« Ce qu’elles voulaient, c’était des réparations, c’était se sentir moins vides, moins laissées-pour-compte. Elles avaient besoin de faire du bruit, de faire des vagues, que leur douleur retentisse quelque part. » Mia, Nina, Lila, Inès et Lucie ont toutes subi des violences sexuelles.

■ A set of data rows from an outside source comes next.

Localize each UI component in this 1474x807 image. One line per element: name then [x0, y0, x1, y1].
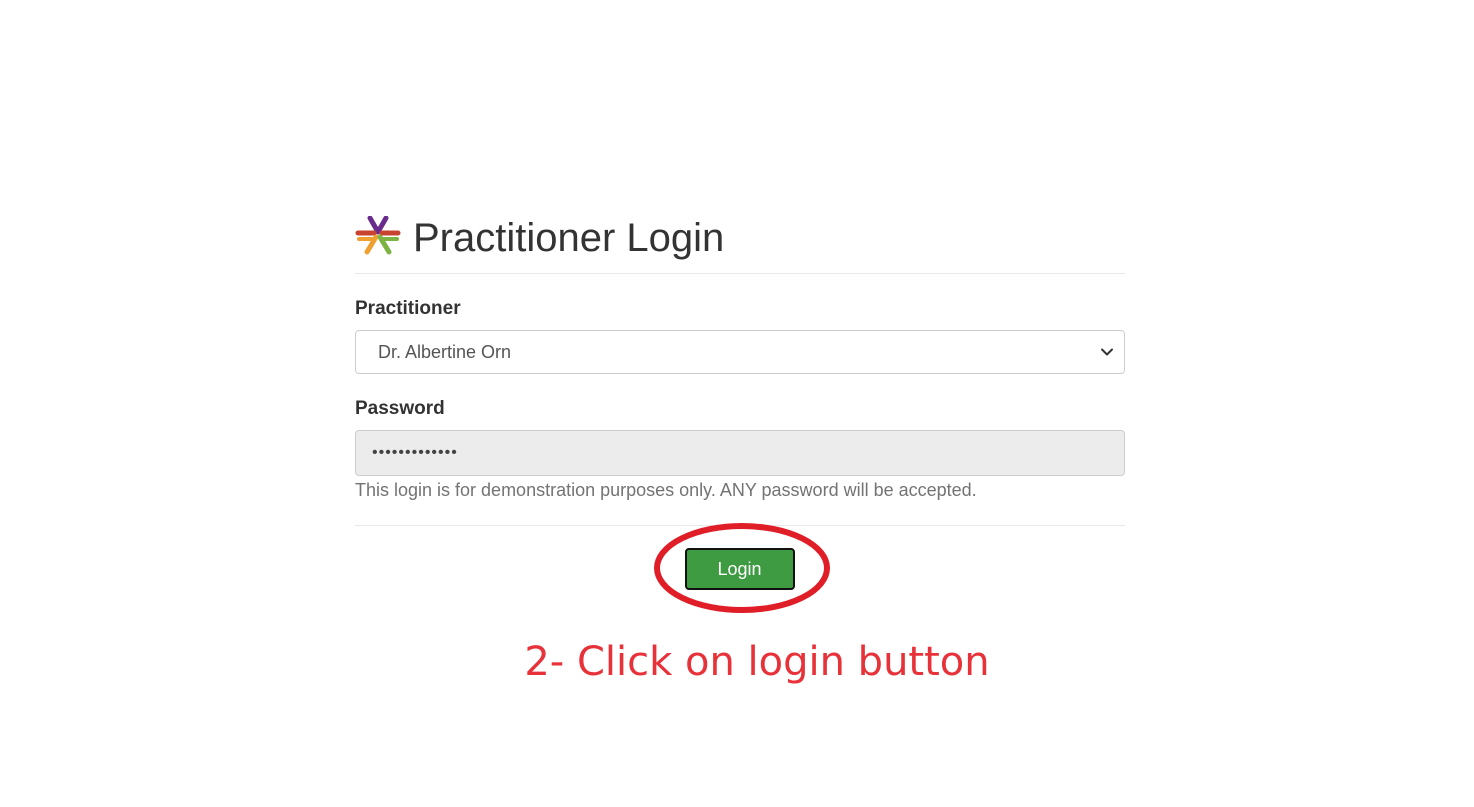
- password-help-text: This login is for demonstration purposes…: [355, 480, 977, 500]
- practitioner-select[interactable]: Dr. Albertine Orn: [355, 330, 1125, 374]
- login-header: Practitioner Login: [355, 205, 1125, 267]
- practitioner-selected-value: Dr. Albertine Orn: [378, 341, 512, 362]
- password-field[interactable]: •••••••••••••: [355, 430, 1125, 476]
- password-value: •••••••••••••: [372, 444, 458, 461]
- chevron-down-icon: [1101, 348, 1113, 356]
- annotation-instruction: 2- Click on login button: [524, 639, 990, 685]
- form-divider: [355, 525, 1125, 526]
- page-title: Practitioner Login: [413, 216, 725, 260]
- login-panel: Practitioner Login Practitioner Dr. Albe…: [355, 205, 1125, 590]
- password-label: Password: [355, 398, 445, 419]
- login-button[interactable]: Login: [684, 548, 795, 590]
- header-divider: [355, 273, 1125, 274]
- button-row: Login: [355, 548, 1125, 590]
- starburst-logo-icon: [355, 216, 401, 255]
- practitioner-label: Practitioner: [355, 298, 461, 319]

Face à l’inertie et à la lenteur du système judiciaire, elles ont décidé de se faire justice. Elles veulent retrouver leurs agresseurs pour qu’ils prennent la mesure de leurs actes et ainsi reprendre confiance. Des dégâts matériels, pas physiques, mais qui laissent une trace durablement dans l’esprit des hommes qui les ont brutalisées. Il faut que la peur change de camp.
« Les orageuses » est le premier roman de Marcia Burnier et il fut également le premier livre de fiction de la collection Sorcières des éditions Cambourakis. Ce court texte est marquant, c’est un cri de rage et de colère. L’ouverture est un coup de poing puisqu’elle nous plonge dans la tête d’Inès après son agression. C’est vers Mia qu’elle se tourne ensuite. La sororité est très forte dans ce roman. Les jeunes femmes se soutiennent, se réconfortent et surtout elles se comprennent. Leur force, c’est d’être ensemble.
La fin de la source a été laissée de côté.